I've read that, but the outgoing president had her own set of fairy tales. In the Argentine context, command statism works for both.
I can NOT believe you are giving Macri a pass on this! If Argentina succumbs to Randianism, then all of Argentina will follow the fate of Bahia Blanca with its proliferation of fortified compounds and individualists.
I am not giving Macri a pass; I merely expected him to beat Scioli (for what it's worth, either one of them would be better any current Republican candidate, though that's faint praise). Macri's already made concessions to reality that no Aynite would ever accept - keeping a state-run airline and an oil company, for instance?

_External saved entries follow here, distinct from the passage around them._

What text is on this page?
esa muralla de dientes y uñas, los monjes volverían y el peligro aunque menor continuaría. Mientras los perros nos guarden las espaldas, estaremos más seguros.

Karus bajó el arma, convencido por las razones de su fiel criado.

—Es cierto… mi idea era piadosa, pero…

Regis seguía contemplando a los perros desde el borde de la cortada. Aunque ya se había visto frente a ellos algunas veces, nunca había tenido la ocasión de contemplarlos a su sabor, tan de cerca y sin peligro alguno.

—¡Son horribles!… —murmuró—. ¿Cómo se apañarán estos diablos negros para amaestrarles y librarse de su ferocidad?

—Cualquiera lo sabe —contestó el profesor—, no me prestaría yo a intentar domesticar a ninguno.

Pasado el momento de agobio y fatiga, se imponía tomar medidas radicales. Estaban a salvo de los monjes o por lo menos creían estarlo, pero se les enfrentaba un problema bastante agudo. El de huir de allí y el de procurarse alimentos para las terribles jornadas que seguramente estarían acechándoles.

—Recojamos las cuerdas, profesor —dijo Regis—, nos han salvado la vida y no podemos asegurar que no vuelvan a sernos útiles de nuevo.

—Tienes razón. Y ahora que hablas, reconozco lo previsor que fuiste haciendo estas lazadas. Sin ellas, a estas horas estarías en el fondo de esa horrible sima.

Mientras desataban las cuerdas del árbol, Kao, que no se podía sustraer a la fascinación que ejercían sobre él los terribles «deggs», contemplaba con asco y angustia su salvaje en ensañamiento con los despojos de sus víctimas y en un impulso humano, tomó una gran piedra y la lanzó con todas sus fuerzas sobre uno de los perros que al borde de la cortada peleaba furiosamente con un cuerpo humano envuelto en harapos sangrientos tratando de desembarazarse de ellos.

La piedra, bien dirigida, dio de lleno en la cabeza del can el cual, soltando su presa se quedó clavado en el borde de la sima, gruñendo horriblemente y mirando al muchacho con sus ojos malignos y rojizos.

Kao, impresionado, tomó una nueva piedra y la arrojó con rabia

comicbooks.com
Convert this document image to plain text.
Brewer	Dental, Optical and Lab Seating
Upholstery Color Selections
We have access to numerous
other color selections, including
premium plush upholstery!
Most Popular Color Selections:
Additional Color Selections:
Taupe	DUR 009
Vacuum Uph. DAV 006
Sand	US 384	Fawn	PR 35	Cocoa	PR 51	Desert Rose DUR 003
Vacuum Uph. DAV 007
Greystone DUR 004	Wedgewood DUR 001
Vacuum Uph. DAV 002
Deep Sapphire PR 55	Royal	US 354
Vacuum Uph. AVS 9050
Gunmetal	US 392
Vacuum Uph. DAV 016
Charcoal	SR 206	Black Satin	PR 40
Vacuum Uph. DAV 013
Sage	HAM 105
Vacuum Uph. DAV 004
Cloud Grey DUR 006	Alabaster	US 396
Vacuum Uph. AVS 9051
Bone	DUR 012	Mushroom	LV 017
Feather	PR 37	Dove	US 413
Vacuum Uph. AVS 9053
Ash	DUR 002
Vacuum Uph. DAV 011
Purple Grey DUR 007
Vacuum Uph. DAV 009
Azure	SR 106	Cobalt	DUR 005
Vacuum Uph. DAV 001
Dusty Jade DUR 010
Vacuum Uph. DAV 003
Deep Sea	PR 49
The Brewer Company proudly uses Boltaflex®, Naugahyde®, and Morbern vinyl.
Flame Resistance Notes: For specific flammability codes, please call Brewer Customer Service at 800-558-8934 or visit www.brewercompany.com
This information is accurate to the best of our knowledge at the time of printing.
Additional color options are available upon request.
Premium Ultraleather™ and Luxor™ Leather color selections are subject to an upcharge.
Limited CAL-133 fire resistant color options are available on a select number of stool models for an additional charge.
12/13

Marc, aka Gringo Boy doesn't expect Aerolinas and YPF to remain public. BTW, I copied our conversation to this Facebook group. If that is a problem let me know and I will expunge it: https://www.facebook.com/groups/notbaexpatsforum/
State-run Aerolíneas is a disaster, YPF perhaps very slightly less. I still wouldn't expect re-privatization any time soon.
I have no objection to being quoted (hopefully not out of context), but I was not able to access that Facebook group page.
I invited you to the group at your mac.com email adress.